Considerando una durata media di 25 anni, si possono fare delle stime sulla quantità di rifiuti fotovoltaici che ci saranno da gestire nel prossimo futuro. “Sapendo che ogni MW di potenza installata produce 80 tonnellate di rifiuti (che rientrano comunque nella categoria RAEE) e considerando che in Italia abbiamo cominciato a installare sistematicamente nel 2005, si calcola che raggiungeremo un milione di tonnellate di rifiuti fotovoltaici nel 2030”. A livello globale, ha invece fatto i conti lIrena in un report pubblicato nel 2016: entro il 2050, stimano i tecnici della International Renewable Energy Agency, la quantità di rifiuti generati dalla dismissione di pannelli solari potrebbe arrivare a 78 milioni di tonnellate. Che, tradotto in termini economici, significa 15 miliardi di dollari di materiali da recuperare. Già, perché gli impianti fotovoltaici sono una miniera di materiali preziosi e riciclabili. “Circa il 70% è vetro, il 15% alluminio e poi, oltre al silicio, ci sono piccole percentuali di rame, argento e altri metalli”, precisa Tammaro.

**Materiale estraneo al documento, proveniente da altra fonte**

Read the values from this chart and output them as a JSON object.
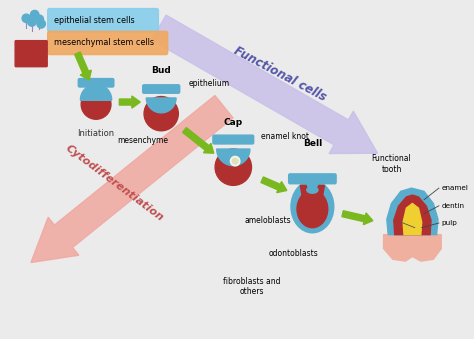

Il recupero critico del silicio

Il silicio, in particolare, è una di quelle “materie prime critiche” a cui la Commissione Europea ha di recente dedicato uno specifico piano d’azione, il cui scopo principale è di rafforzare l’approvvigionamento interno alla UE attraverso processi di economia circolare. Attualmente, però, su un mero piano di mercato, il riciclo del silicio non è ancora molto appetibile. “Si tratta di un processo di recupero laborioso – spiega Tammaro – perché il silicio contenuto nella cella fotovoltaica non è puro, ma, come si dice in gergo, è ‘drogato’ da additivi chimici e sopra ha dei circuiti di rame stampati. Per liberarlo, si deve dunque ricorrere a processi di idromettallurgia, il cui costo al momento è più o meno uguale a quello necessario per estrarre la materia prima vergine. Essendo però un materiale critico, il suo recupero potrebbe diventare fondamentale nel prossimo futuro”.

Un processo a basso consumo energetico

La novità del processo brevettato da Marco Tammaro ed Enea sono le temperature relativamente basse a cui avviene. Temperatura poco elevata significa innanzitutto un minimo dispendio energetico e quindi un basso impatto ambientale. Ma non solo. “Le temperature basse – spiega Tammaro - fanno sì che non ci sia degradazione termica, contenendo le emissioni in atmosfera, cosa che renderà più semplice ottenere le autorizzazioni per costruire eventuali impianti di trattamento. Inoltre, in questo modo non c’è degradazione della plastica e si possono così recuperare anche i materiali polimerici contenuti nel pannello”.
L’invenzione parte dalla struttura a strati dei moduli cristallini: uno strato di vetro protettivo, poi un sottile rivestimento di materiale polimerico, l’Etilene Vinil Acetato (EVA), quindi le celle di silicio, contatti elettrici in metallo, un secondo strato di EVA e una superficie posteriore di supporto, generalmente in polivinifluoruro (PVF); il tutto racchiuso in una cornice in alluminio. Per recuperare i componenti è dunque necessario “slegarli” dal materiale polimerico, che fa da collante tra i vari strati, attraverso un trattamento termico mirato. L’idea è allora di sfruttare il “rammollimento” degli strati polimerici per strappare letteralmente le varie parti del pannello, in modo da poter poi recuperare i contatti elettrici, le celle, il 100% del vetro, il foglio backsheet (in PVF) e lo strato di EVA.
Al momento il processo è allo stadio brevetto. “I passi successivi saranno la costruzione di un prototipo, l’ingegnerizzazione e l’industrializzazione. Ora però – conclude Tammaro - dobbiamo trovare i finanziamenti”.